JAKARTA - Staf Khusus Menteri ESDM Bidang Percepatan Pengembangann Industri Sektor ESDM, Agus Tjahajana mengungkapkan, tidak semua pabrikan kendaraan Tesla menggunakan Lithium Ferro Phosphate (LFP).

Terkait penggunaan bahan dasar baterai untuk kendaraan listrik merupakan pilihan masing-masing pabrikan kendaraan listrik. Apalagi, LFP bukan merupakan racikan baru dan telah berkembang sejak lama dan cukup bersaing dengan penggunaan nikel sebagai bahan baku baterai untuk kendaraan listrik.

"(Tergantung) Ketersediaan. Tesla mau pakai itu silakan. Tesla dulu mau pakai solid state, tiba-tiba mau pakai LFP. Saya lihat memang lebih sekedar gimmick marketing. Kita kok jadi ribut seperti ini," ujar Agus dalam Mining Zone yang dikutip Kamis 25 Januari.

Dikatakan Agus, penggunaan nikel dan LFP sebagai baterai EV memiliki kelemahan dan keunggulannya masing-masing.
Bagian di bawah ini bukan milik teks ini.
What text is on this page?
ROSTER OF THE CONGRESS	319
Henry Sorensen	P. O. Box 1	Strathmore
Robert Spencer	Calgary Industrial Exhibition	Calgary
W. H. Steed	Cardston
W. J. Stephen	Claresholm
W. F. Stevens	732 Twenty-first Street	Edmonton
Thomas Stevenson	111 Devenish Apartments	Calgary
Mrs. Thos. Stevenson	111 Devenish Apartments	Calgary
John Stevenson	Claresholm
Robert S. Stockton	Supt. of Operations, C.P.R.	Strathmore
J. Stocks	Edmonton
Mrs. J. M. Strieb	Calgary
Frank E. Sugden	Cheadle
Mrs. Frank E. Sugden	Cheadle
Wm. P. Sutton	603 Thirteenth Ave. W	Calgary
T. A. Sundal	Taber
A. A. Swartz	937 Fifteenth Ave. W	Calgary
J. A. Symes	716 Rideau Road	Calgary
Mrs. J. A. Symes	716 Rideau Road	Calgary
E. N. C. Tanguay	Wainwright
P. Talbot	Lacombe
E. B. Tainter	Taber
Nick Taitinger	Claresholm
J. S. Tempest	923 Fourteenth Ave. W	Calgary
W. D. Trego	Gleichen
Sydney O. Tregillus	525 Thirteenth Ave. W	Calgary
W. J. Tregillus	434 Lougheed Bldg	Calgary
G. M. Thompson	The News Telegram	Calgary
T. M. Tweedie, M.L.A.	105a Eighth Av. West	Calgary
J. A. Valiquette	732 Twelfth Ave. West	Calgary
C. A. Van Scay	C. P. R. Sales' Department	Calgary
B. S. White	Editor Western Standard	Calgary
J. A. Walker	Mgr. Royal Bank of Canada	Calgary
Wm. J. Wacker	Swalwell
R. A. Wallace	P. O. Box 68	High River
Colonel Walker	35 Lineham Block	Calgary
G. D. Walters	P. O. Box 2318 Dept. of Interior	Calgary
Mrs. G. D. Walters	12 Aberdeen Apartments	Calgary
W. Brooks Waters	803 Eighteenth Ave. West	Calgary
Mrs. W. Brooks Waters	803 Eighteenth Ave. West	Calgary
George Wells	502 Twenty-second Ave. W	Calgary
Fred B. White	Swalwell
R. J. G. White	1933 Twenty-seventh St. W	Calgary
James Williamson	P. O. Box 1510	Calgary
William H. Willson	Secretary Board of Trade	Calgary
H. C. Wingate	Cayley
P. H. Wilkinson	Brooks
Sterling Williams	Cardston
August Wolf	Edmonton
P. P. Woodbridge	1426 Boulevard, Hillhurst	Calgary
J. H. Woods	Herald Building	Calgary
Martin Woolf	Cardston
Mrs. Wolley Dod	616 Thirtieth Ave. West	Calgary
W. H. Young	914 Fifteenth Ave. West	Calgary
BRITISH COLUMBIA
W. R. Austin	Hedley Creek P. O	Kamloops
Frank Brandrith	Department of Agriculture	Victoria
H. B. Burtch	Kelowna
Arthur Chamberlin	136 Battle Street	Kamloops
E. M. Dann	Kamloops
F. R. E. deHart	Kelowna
Menurutnya LFP memiliki keunggulan karena bahan bakunya lebih murah dan memiliki kepadatan energi yang lebih rendah. Sedangkan untuk nikel dinilai lebih mahal karena memiliki kepadatan enenrgi yang lebih tinggi namun dianggap lebih tahan lama.

"Yang low-end pake LFP, highend pakai nikel," imbuh Agus.

Lebih jauh Agus menyebut berdasarkan data yang dimiliki sebanyak 30 persen produsen baterai EV di China masih menggunakan nikel sedangkan 70 persen lainnya telah menggunakan LFP.

"Kenapa? Karena dia engga punya nikel. Lithium dan ferro lebih mudah. Tapi denciitynya lebih rendah jadi jarak tempuhnya juga lebih pendek. Baterai berbasis Nickel-Mangan-Cobalt (NMC) skala 4 sedangkan LFP skala dua sehingga dia tidak mampu menyimpan energi lebih dari NCM. Itu yang membuat harganya lebih murah," pungkas Agus.